Food and beverage executives are optimistic that they will experience growth and increase their capacities next year, according to a new survey from Grant Thornton.
Such optimism suggests that despite ever-tighter margins, raw material price hikes and the introduction of stringent legislation, there are new lucrative opportunities to be found within the food industry.
For example, 64 percent of respondents said that their companies will see the greatest potential for growth in the "better for you" category, including better for you products (42 percent), organic foods (15 percent), obesity-addressing (5 percent) and nutraceuticals (2 percent).
Ethnic cuisine is also considered an area of opportunity, with 24 percent seeing growth potential in that category.
The survey also found that 75 percent of food and beverage executives identify successful product development as the area offering the most opportunity for company growth, followed by successful marketing of a product (63 percent) and operating efficiencies (62 percent).
Such forward thinking means that 64 percent expect their company's employment to increase in both 2005 and 2006 compared to 2004. In addition to headcount growth, the survey also found that food and beverage companies foresee an increase in global expansion, with 82 percent expecting a rise in their company's global expansion plans for US operations.

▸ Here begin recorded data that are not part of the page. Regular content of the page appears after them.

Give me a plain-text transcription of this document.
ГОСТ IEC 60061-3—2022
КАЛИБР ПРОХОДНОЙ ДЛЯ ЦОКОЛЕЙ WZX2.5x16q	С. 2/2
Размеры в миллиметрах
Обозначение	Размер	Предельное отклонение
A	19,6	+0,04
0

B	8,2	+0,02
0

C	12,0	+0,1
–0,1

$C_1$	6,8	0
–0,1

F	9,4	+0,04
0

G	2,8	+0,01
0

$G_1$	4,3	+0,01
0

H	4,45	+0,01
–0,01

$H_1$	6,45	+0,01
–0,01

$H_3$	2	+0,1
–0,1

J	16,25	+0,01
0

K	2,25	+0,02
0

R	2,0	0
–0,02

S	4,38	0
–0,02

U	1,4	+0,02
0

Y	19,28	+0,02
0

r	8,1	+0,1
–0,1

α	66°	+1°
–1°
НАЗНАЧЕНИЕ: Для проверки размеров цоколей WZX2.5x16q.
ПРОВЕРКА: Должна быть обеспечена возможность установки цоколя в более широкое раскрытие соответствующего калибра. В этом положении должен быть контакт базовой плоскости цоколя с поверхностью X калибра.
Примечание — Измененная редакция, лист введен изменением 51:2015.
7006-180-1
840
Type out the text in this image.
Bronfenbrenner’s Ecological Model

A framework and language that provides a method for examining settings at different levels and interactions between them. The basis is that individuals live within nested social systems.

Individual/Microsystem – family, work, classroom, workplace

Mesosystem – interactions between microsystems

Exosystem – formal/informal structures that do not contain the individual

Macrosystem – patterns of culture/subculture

Furthermore, 74 percent of respondents expect the level of mergers, acquisitions and restructuring in the industry to increase in 2005 compared to current levels.
"As the global economy continues to prosper, US companies are looking to other countries, as well as other companies to expand their operations and with this comes a larger workforce," said Jim Maurer, Grant Thornton's managing partner of the Consumer & Industrial Products Practice.
There are also immediate threats of course. Some 63 percent of respondents believe that competition with larger companies is a critical issue to their company, while other critical issues include food safety, with 57 percent, and fuel costs, with 39 percent. However, 56 percent reported that the weakened US dollar has not had an impact on international business or expansion plans.
As a result, nearly three quarters expect the level of mergers, acquisitions and restructuring in the industry to increase in 2005 compared to current levels. Unsurprisingly therefore, a similar percentage sees an increased need for capital in the next five years.
Half of the companies interviewed report that they will use private equity as their primary source of capital in the next two years.
The Grant Thornton 2005 Survey of US food & beverage companies was conducted during April and May 2005. More than three-fourths (77 percent) of the respondents represent food and beverage companies with gross annual sales revenues of $100 million or less; 15 percent had between $101 million and $500 million in sales revenue and 8 percent had over $501 million.